Can't you see it? Can't you feel it? Do people really think stimulus checks and prosperity and cushy lives are in the future? Do you still believe government talking heads assuring you that everything is fine, you're fine, and endless trillions in spending and freebies and lawlessness will make everything fine?
My sister pointed out that her loathed national bank had sold all of their student loans to someone else, and notified her that they were ending programs such as a open credit line as overdraft protection. They are girding themselves up for what seems like an expected perhaps soon-coming credit default. They aren't saying it overtly, mind you. They're too wrapped up in woke social justice and rainbowizing their social media feeds to placate a bleating public to let their customers know that a financial tsunami is coming.
But we shouldn't need them to tell us.
Housing prices are off the charts. A house near me, average beige on a busy road sporting one of the most crooked non-private privacy fences I've seen, is on the market for nearly half a million dollars.
More and more I see shelves in stores that have an odd item here and there unavailable due to supply chain and production issues. I've read stories of restaurants who can't get their supplies because there aren't truckers to deliver them. Several restaurants in town are partly shut down due to lack of workers and supplies.
I know that we have significantly less ground moisture than we did in dry 2020, and that means crops that made it through last year's drought will fail if this year's drought continues. That means food prices will increase.

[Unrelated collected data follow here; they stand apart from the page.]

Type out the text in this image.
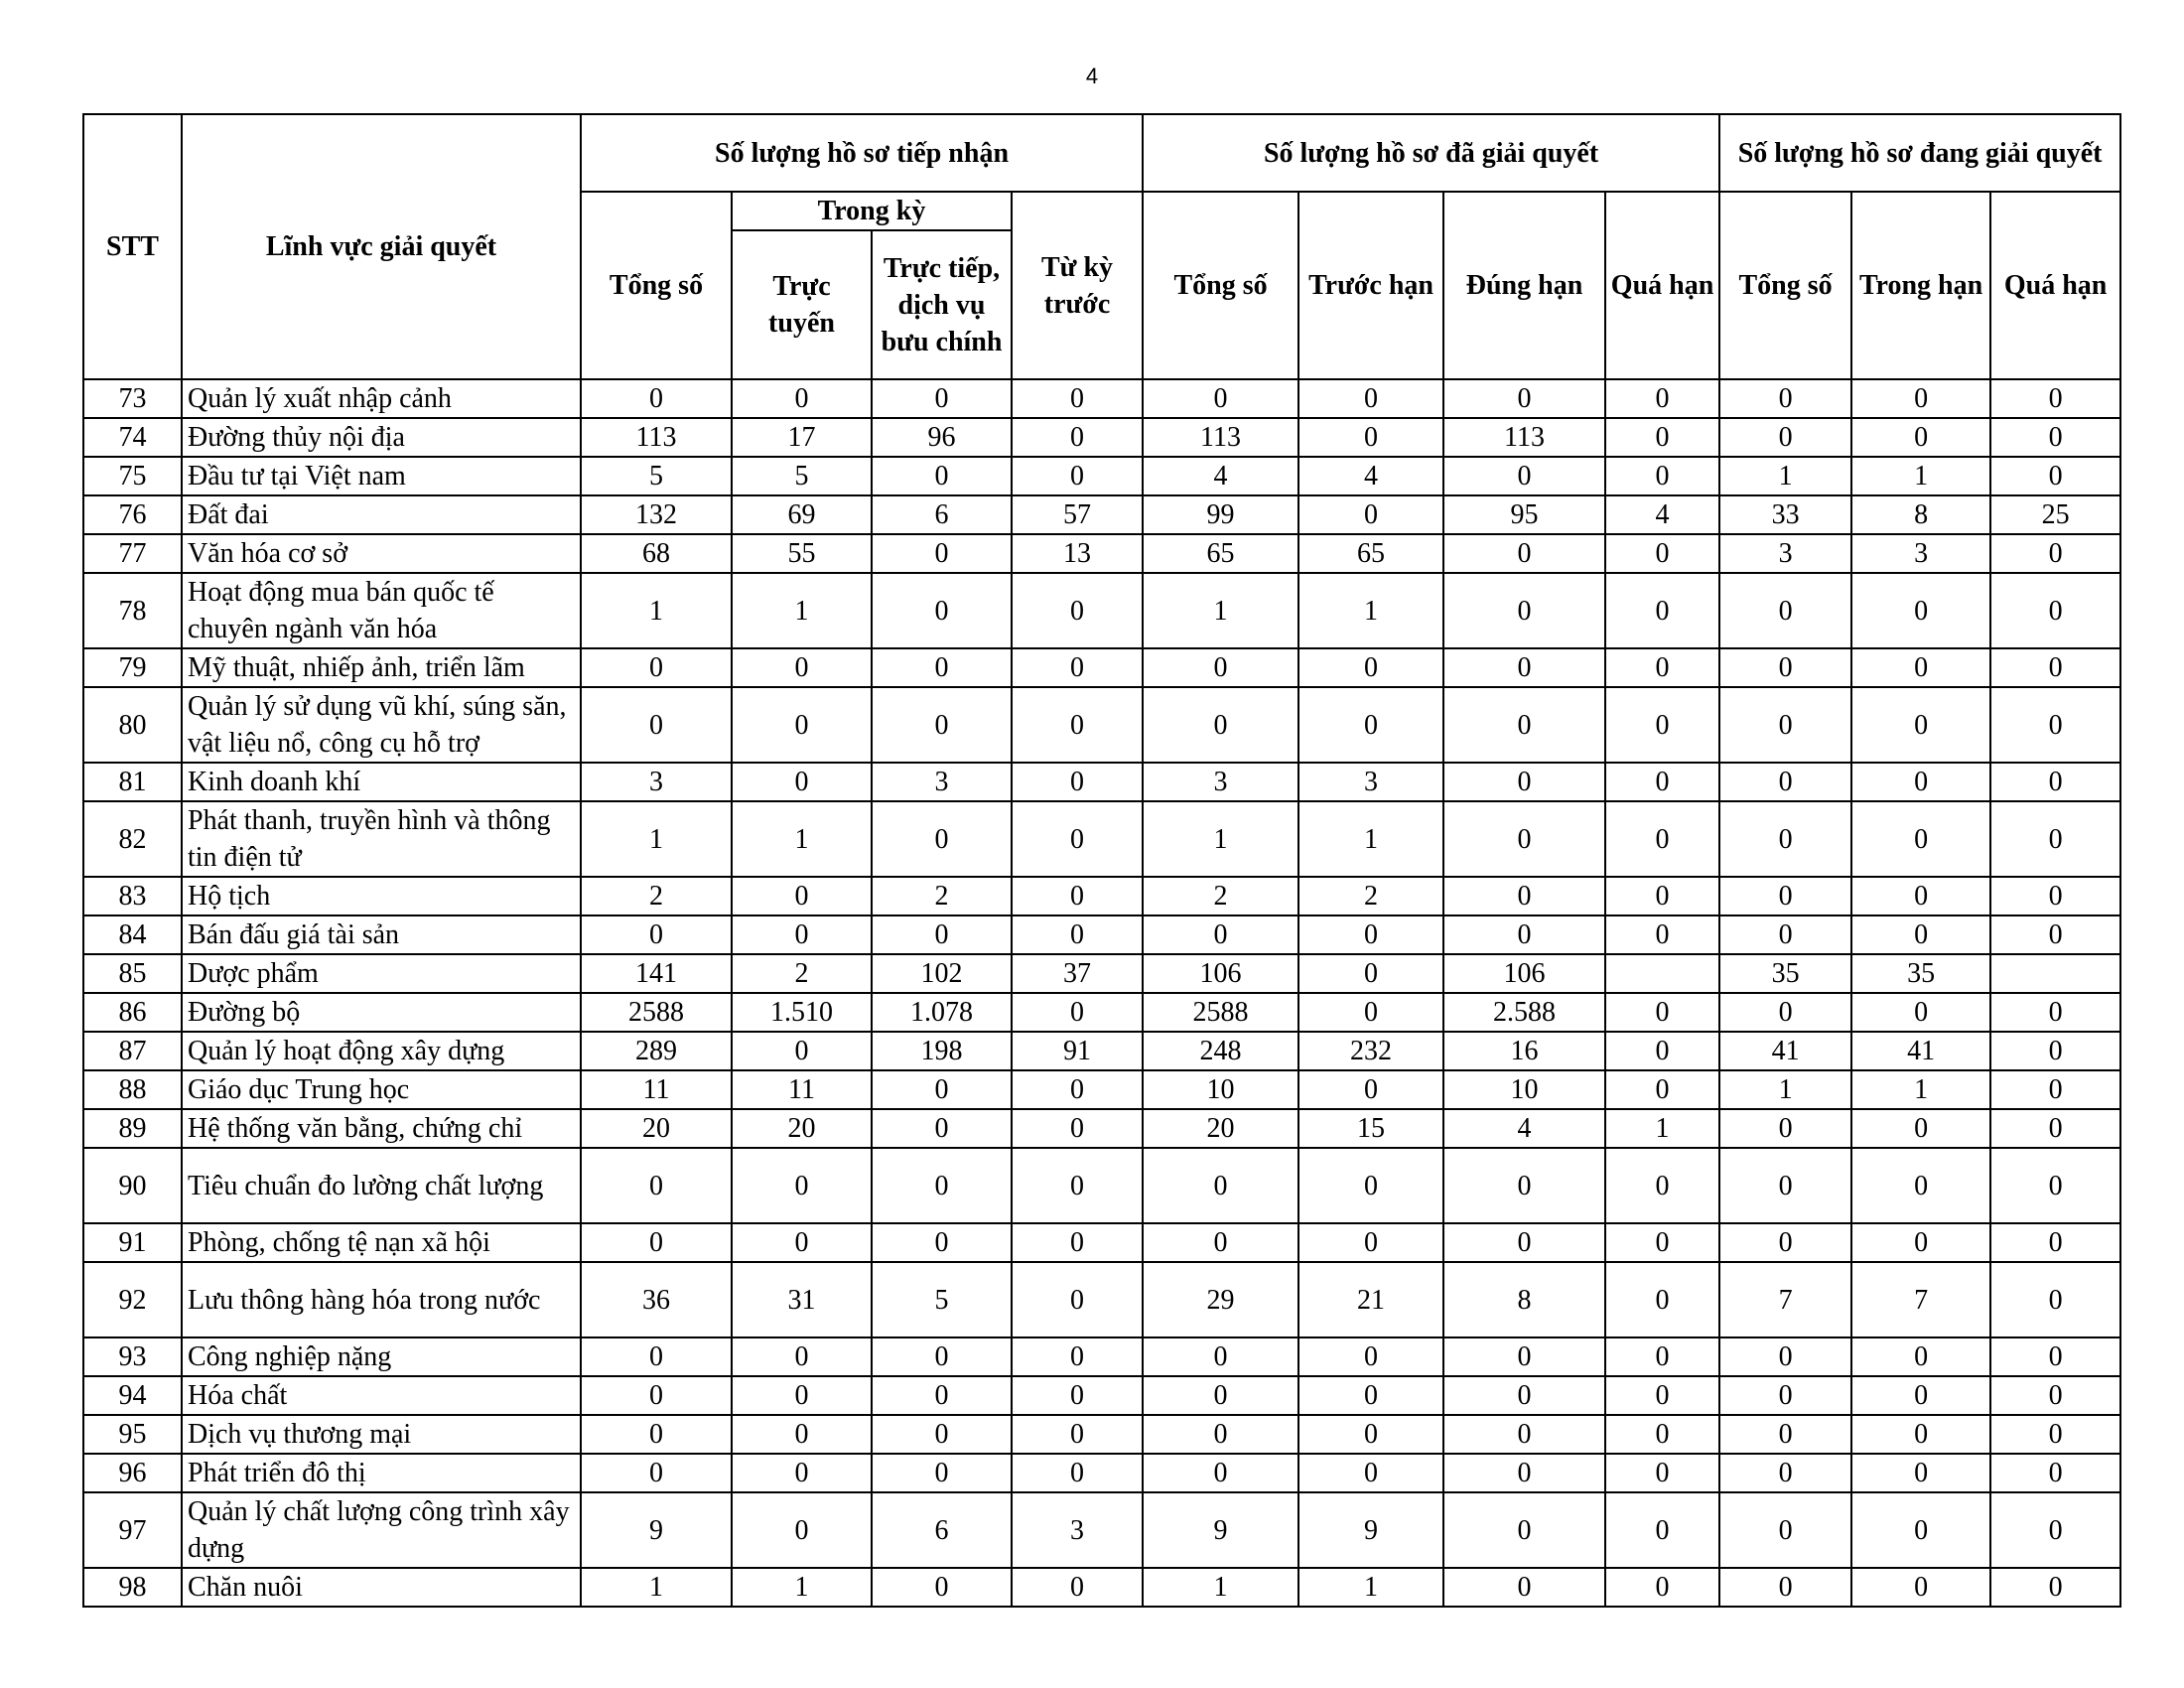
4
STT	Lĩnh vực giải quyết	Số lượng hồ sơ tiếp nhận				Số lượng hồ sơ đã giải quyết				Số lượng hồ sơ đang giải quyết		
		Tổng số	Trong kỳ		Từ kỳ trước	Tổng số	Trước hạn	Đúng hạn	Quá hạn	Tổng số	Trong hạn	Quá hạn
			Trực tuyến	Trực tiếp, dịch vụ bưu chính								
73	Quản lý xuất nhập cảnh	0	0	0	0	0	0	0	0	0	0	0
74	Đường thủy nội địa	113	17	96	0	113	0	113	0	0	0	0
75	Đầu tư tại Việt nam	5	5	0	0	4	4	0	0	1	1	0
76	Đất đai	132	69	6	57	99	0	95	4	33	8	25
77	Văn hóa cơ sở	68	55	0	13	65	65	0	0	3	3	0
78	Hoạt động mua bán quốc tế chuyên ngành văn hóa	1	1	0	0	1	1	0	0	0	0	0
79	Mỹ thuật, nhiếp ảnh, triển lãm	0	0	0	0	0	0	0	0	0	0	0
80	Quản lý sử dụng vũ khí, súng săn, vật liệu nổ, công cụ hỗ trợ	0	0	0	0	0	0	0	0	0	0	0
81	Kinh doanh khí	3	0	3	0	3	3	0	0	0	0	0
82	Phát thanh, truyền hình và thông tin điện tử	1	1	0	0	1	1	0	0	0	0	0
83	Hộ tịch	2	0	2	0	2	2	0	0	0	0	0
84	Bán đấu giá tài sản	0	0	0	0	0	0	0	0	0	0	0
85	Dược phẩm	141	2	102	37	106	0	106		35	35	
86	Đường bộ	2588	1.510	1.078	0	2588	0	2.588	0	0	0	0
87	Quản lý hoạt động xây dựng	289	0	198	91	248	232	16	0	41	41	0
88	Giáo dục Trung học	11	11	0	0	10	0	10	0	1	1	0
89	Hệ thống văn bằng, chứng chỉ	20	20	0	0	20	15	4	1	0	0	0
90	Tiêu chuẩn đo lường chất lượng	0	0	0	0	0	0	0	0	0	0	0
91	Phòng, chống tệ nạn xã hội	0	0	0	0	0	0	0	0	0	0	0
92	Lưu thông hàng hóa trong nước	36	31	5	0	29	21	8	0	7	7	0
93	Công nghiệp nặng	0	0	0	0	0	0	0	0	0	0	0
94	Hóa chất	0	0	0	0	0	0	0	0	0	0	0
95	Dịch vụ thương mại	0	0	0	0	0	0	0	0	0	0	0
96	Phát triển đô thị	0	0	0	0	0	0	0	0	0	0	0
97	Quản lý chất lượng công trình xây dựng	9	0	6	3	9	9	0	0	0	0	0
98	Chăn nuôi	1	1	0	0	1	1	0	0	0	0	0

I see the articles about inflation. I see the prices gradually rising and the food content in packages at the store having less content for the same dollar amount. I've priced out plywood and 2x4's. I watch the gas prices inch up. I've talked to business owners who say that if things don't change soon, they can no longer absorb the price increases and will have to pass them on to the customer. Summer might end with a mighty bang in your pocketbook and maybe, when your summer fun is over and you're ready to go back to work, there won't be any work left.
I don't care how much money I have. I always want to work. Work when you can, and save, because someday you won't be able to.
It doesn't matter if it's raining. It doesn't matter if the ground is wet. You save the rainwater, because drought is always coming.